IMF downgrades forecast for UK economic recovery


Financial body says UK growth in 2021 will be lower than earlier forecasts, while global recovery will be stronger

The International Monetary Fund has downgraded forecasts for the UK’s recovery this year while the expansion of the global economy, aided by accelerating vaccine rollouts, is expected to gather pace.

Illustrating the severe impact of the pandemic on the UK economy, the IMF said in its latest forecast that the UK’s national income, or GDP, would expand by 4.5% this year, down 1.4 percentage points from the 5.9% growth forecast made last October.

It follows an estimated contraction in UK GDP of 10% in 2020, the biggest fall of any G7 country.

The global economy, helped in part by improved outlooks in the US and Japan, will recover from a 3.5% fall in GDP in 2020 with growth of 5.5% in 2021, up 0.3 percentage points compared with October’s forecast.

The US economy is forecast to grow by 5.1% in 2021, while Japan’s economy is expected to expand by 3.1%. GDP in the eurozone is forecast to rise by 4.2% this year.

In an update to its flagship world economic outlook, the Washington DC-based IMF said the upgrade in global growth, while modest, reflected an increase in government spending to offset the worst effects of the pandemic and vaccination programmes that were being rolled out across richer nations.

Close to 90 million people were likely to fall below the extreme poverty threshold during 2020–21, the report said.

Kristalina Georgieva, the IMF’s managing director, has urged governments to expand healthcare provision and welfare policies to protect vulnerable groups to limit an expected growing divide between rich and poor during the pandemic.

At the weekend, ahead of the World Economic Forum’s annual summit this week, she said governments must not let the pandemic affect efforts to tackle poverty and the climate emergency.

Speaking to the Guardian, she said: “Building resilience can be good for nature and ecosystems; it can be good for economic growth; at a time when economies have lost low-skilled jobs, it boosts job creation; and the fourth win is that it can bring health benefits [such as reduced air pollution].”

There were risks to the outlook from variants of Covid-19 that could prove difficult to treat and vaccinate against, the IMF said, but other risks had diminished, including the prospect of a no-deal Brexit.

With the Biden administration poised to pump an extra $1.9tn (£1.4bn) into the US economy and Chinese economic growth likely to surge to 8.6% this year, much of it after a huge boost from state-sponsored investment, the prospect for higher growth than predicted last October had improved.

“The upgrade is particularly large for the advanced economy group, reflecting additional [government] support – mostly in the United States and Japan – together with expectations of earlier widespread vaccine availability compared to the emerging market and developing economy group,” the report said.

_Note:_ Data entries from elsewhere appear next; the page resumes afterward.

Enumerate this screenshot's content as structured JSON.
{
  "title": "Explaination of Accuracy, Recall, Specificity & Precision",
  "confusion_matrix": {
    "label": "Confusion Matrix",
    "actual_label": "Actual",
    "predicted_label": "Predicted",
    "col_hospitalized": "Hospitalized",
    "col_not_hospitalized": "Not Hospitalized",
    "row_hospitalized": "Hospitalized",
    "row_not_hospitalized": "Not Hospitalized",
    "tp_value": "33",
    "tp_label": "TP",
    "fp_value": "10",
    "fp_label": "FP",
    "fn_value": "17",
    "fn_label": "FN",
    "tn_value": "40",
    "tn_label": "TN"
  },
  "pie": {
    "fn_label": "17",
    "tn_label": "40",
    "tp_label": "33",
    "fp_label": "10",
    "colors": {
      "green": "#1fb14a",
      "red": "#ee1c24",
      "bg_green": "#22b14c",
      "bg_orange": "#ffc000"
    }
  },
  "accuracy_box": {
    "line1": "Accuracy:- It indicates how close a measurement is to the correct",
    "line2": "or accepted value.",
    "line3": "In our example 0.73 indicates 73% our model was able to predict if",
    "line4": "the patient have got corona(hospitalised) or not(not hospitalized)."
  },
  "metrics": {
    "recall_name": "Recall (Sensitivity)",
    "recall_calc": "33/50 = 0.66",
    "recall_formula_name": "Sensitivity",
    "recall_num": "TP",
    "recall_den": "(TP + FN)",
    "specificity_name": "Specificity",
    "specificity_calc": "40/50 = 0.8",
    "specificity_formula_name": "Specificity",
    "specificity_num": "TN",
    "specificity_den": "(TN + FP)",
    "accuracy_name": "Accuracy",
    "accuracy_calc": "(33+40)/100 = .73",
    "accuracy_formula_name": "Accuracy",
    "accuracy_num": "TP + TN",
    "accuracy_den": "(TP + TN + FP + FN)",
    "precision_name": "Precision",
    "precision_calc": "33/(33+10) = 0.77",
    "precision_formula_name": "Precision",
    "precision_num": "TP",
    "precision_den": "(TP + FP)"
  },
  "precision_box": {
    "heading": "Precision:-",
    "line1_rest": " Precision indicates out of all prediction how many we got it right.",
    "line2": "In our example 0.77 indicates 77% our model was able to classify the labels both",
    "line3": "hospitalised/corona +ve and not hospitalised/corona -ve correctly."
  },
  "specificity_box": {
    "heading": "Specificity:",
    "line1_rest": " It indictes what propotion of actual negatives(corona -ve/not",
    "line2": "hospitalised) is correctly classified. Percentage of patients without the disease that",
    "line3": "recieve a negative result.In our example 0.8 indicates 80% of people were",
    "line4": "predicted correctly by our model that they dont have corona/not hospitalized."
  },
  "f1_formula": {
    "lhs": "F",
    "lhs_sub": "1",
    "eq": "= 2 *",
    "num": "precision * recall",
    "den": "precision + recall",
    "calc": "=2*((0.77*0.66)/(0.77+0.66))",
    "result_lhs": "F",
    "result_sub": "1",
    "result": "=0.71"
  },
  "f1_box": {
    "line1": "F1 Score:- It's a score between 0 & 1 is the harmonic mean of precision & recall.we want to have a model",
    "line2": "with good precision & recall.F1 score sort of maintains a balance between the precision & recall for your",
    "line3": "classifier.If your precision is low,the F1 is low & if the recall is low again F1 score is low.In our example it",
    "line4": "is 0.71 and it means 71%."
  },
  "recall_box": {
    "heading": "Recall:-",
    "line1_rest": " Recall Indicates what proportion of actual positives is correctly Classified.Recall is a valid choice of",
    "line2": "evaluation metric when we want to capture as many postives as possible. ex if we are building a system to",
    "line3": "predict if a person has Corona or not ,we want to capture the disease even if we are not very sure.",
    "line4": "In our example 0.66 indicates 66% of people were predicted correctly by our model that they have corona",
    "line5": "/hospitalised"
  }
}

The UK’s acceleration of its vaccination programme is not expected to give an extra boost to UK growth until 2022 when its growth rate is upgraded by 1.8 percentage points to 5%.

Concerns that inflation is likely to take off over the next 12 months as the recovery gains speed were dispelled by the IMF, which said average prices would not increase by more than 1.5% over the two-year forecast period.

There would be an increase in oil prices and the cost of commodities such as metals, but they would remain below 2019 levels and allow central banks to maintain ultra low interest rates for at least a couple of years.

Global trade would recover by 8% this year before falling back to 6% growth in 2020, largely following a slow recovery in services and especially tourism.

“Services trade is expected to recover more slowly than merchandise volumes, which is consistent with subdued cross-border tourism and business travel until transmission declines everywhere,” the IMF said.